Dans la mesure du possible, il est donc recommandé privilégier le train pour vos déplacements, beaucoup moins énergivores et polluants. D’autant plus que le train offre un large choix de destinations en France et en Europe. Parfois négligées en raison des tarifs élevés, les astuces ne manquent pas pour payer moins cher le train. La voiture reste le moyen de transport préféré des Français : pour limiter votre impact, pensez covoiturage pour vos escapades de vacances.

Quand on parle de transport en vacances, on entend évidemment le moyen de transport utilisé pour arriver à destination, mais excursion sont également importants. Pour explorer les territoires, sélectionnez mobilité doucecomme la marche ou le vélo. De nombreuses pistes cyclables traversent la France et vous invitent à ralentir. Découvrez des itinéraires et des conseils sur France Vélo Tourisme.

En résumé: Place au ferroviaire et à la mobilité active !

2. Voyagez moins loin et moins souvent

En termes d’empreinte carbone, il est toujours préférable de voyager localement. La France a des trésors à découvrir : culture, patrimoine, gastronomie et terroir, paysages variés… Des eaux chaudes de la Méditerranée aux côtes sauvages de l’Atlantique, en passant par nos montagnes, nos campagnes, nos lacs et nos forêts, pourquoi pas ? pour découvrir les régions françaises que tu ne sais toujours pas ?

L’Europe abrite aussi son lot de pays incroyables, parfois accessibles en train. Et si le train n’est pas une option, remplacer un vol long-courrier par un vol court-courrier a aussi un effet positif (un vol Paris-Sydney est par exemple 12 fois plus diffusé qu’un vol Paris-Rome, voire plus s’il s’agit d’un vol avec escale)

enfin, voyager moins souvent (mais peut-être plus longtemps) est aussi une démarche vertueuse car on limite le nombre de déplacements, qui sont, rappelons-le, le premier facteur d’émission de CO₂ pendant les vacances.

3. Choisissez des activités bas carbone

Les transports ne sont pas la seule source importante d’émissions de CO₂ en vacances. Les résultats de notre étude d’impact révèlent que les activités touristiques sont la deuxième source d’émissions lors d’un voyage. Il est recommandé par exemple d’éviter toutes les activités comme les sports motorisés (quadrons, karting, jet skis…), qui émettent du CO₂ et perturbent la faune locale. Concentrez-vous plutôt sur la randonnée, le vélo, le kayak, etc. pour explorer les destinations.

4. Consommer durable et local

Nos pratiques alimentaires ont également un impact sur notre empreinte totale, même si celle-ci reste relativement faible par rapport au transport. Pour limiter votre impact, pensez à manger moins de viande et à consommer local. Et c’est bien, parce que découvrir les produits régionaux et la gastronomie locale fait aussi partie des plaisirs des vacances. De plus, cela vous permet contribuer à l’économie locale.
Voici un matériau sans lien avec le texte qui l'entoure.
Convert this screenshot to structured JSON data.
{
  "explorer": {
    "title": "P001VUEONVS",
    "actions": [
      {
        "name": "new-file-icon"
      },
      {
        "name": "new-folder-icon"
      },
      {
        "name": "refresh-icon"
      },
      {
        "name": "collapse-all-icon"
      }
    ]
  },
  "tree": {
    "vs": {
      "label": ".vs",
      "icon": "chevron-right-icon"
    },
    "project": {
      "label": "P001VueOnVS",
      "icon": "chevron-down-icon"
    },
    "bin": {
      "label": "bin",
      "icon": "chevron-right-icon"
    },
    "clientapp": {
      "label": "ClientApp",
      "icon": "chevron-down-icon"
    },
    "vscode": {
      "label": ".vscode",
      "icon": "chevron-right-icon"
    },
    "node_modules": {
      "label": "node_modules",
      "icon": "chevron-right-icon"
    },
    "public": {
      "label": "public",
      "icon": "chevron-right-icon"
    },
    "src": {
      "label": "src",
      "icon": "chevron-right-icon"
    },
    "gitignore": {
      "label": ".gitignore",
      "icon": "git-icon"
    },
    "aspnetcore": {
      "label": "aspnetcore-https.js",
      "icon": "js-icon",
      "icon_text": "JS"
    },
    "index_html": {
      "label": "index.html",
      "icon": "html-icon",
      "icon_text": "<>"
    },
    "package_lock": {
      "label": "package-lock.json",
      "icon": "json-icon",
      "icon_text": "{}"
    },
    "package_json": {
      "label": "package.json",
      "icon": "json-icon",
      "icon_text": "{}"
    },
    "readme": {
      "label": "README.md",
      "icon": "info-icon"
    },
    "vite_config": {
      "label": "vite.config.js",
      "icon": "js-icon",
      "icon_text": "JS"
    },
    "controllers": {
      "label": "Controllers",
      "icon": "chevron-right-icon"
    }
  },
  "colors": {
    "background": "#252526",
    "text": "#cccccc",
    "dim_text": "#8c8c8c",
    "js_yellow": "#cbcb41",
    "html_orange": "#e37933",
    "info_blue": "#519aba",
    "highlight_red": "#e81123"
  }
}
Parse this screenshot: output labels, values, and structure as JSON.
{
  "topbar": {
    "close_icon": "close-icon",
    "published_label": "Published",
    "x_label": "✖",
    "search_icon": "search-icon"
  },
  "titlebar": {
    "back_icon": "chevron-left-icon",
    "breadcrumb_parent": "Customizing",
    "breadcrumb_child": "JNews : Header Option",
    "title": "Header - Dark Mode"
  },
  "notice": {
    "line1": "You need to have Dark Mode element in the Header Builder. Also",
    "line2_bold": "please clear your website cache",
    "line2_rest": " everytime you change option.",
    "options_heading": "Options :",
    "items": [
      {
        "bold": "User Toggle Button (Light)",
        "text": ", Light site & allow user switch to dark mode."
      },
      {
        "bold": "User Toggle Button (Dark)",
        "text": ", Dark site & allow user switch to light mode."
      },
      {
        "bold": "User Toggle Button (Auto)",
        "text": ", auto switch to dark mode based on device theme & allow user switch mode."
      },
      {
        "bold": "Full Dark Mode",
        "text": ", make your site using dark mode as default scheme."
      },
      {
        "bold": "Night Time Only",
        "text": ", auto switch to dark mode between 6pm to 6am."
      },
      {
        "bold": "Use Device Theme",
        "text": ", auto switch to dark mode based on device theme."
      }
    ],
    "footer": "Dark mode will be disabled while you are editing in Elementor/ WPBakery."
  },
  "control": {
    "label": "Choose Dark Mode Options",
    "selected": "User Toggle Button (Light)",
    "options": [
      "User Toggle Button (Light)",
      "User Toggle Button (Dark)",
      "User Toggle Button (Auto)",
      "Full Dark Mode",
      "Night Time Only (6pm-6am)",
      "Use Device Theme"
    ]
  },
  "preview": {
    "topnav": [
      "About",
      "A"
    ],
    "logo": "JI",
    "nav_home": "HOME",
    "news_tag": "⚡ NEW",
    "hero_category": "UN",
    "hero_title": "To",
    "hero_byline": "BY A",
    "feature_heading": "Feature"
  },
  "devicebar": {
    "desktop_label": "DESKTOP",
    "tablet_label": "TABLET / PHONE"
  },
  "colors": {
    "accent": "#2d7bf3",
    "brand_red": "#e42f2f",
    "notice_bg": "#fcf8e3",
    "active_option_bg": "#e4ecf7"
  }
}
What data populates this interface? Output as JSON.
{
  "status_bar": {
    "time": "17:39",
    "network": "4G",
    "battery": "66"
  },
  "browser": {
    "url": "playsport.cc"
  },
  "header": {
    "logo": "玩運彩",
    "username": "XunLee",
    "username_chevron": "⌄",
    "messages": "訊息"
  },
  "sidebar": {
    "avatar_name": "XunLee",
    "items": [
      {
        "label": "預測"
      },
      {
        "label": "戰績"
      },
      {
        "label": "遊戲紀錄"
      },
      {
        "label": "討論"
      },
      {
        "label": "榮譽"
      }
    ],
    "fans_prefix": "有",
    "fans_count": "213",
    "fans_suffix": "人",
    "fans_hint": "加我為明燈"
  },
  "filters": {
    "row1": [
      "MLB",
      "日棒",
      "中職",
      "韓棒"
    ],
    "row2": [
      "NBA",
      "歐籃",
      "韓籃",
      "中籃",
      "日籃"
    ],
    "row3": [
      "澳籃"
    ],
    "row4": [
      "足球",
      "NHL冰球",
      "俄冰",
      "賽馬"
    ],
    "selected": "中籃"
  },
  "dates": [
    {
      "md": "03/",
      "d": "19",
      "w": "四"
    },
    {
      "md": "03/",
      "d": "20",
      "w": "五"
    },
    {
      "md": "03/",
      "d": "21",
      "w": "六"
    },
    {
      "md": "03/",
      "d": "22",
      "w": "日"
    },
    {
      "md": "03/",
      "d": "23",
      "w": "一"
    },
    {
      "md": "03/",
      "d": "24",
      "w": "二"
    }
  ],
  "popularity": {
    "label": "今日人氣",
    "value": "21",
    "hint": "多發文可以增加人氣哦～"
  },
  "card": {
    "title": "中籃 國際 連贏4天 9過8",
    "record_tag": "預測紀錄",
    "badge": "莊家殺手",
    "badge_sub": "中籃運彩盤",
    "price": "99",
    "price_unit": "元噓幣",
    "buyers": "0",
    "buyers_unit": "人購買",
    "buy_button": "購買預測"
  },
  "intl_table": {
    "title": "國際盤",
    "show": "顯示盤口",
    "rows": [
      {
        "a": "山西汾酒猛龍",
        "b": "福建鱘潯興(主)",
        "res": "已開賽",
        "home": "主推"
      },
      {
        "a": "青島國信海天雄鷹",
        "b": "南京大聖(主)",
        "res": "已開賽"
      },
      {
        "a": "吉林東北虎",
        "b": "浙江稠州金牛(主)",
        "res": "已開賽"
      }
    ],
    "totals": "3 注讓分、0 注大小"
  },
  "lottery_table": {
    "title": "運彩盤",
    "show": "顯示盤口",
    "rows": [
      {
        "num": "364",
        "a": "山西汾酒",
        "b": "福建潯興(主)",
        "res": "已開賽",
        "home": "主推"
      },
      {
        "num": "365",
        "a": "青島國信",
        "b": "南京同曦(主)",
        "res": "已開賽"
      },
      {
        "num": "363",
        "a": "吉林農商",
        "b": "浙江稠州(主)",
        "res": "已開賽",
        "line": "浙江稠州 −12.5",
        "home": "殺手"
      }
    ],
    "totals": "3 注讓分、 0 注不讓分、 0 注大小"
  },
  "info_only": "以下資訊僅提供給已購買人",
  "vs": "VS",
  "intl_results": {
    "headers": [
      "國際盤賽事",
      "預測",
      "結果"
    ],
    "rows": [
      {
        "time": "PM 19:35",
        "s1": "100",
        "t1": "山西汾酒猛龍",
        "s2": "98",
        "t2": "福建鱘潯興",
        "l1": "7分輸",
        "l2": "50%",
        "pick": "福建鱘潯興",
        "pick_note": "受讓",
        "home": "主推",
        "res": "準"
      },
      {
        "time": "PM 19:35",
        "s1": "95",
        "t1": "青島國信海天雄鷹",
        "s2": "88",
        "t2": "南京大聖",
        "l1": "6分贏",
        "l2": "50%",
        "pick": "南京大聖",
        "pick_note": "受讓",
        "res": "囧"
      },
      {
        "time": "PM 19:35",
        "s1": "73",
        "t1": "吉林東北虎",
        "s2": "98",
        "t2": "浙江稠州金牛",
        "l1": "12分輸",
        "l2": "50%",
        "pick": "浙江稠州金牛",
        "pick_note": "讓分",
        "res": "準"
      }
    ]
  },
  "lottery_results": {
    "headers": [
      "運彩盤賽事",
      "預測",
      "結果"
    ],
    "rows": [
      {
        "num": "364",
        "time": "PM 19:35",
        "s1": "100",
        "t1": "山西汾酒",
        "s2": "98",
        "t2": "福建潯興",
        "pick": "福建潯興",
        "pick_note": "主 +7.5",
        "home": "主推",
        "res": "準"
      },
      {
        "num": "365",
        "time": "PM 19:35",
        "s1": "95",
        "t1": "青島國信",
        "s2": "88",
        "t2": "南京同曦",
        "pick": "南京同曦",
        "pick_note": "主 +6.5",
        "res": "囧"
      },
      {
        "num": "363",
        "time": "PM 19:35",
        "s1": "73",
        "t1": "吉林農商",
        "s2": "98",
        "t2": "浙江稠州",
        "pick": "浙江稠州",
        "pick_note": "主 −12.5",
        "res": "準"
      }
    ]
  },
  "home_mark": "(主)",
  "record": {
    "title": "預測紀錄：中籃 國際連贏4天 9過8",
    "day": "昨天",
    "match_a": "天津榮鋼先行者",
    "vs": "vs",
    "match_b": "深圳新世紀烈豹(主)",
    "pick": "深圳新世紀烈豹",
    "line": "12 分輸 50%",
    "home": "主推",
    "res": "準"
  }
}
5. Logement : choisissez un échange de maison

Le choix du logement est primordial. Et l’échange de maison a tout pour être le mode de vie le plus responsable. En choisissant HomeExchange, vous participez lutter contre le tourisme de masselutter notamment contre la construction excessive de nouvelles infrastructures touristiques et voyager comme les locaux, en faveur d’un tourisme plus circulaire.

De plus, l’échange de maison permet aux gens de voyager membres responsables. Voyager responsable, c’est par exemple découvrir des endroits auxquels vous n’auriez pas pensé, en dehors des destinations touristiques les plus prisées, parce qu’un échange vous a été proposé. Mais cela signifie aussi adopter le point de vue des habitants, leurs coutumes, s’imprégner de la culture locale et la respecter.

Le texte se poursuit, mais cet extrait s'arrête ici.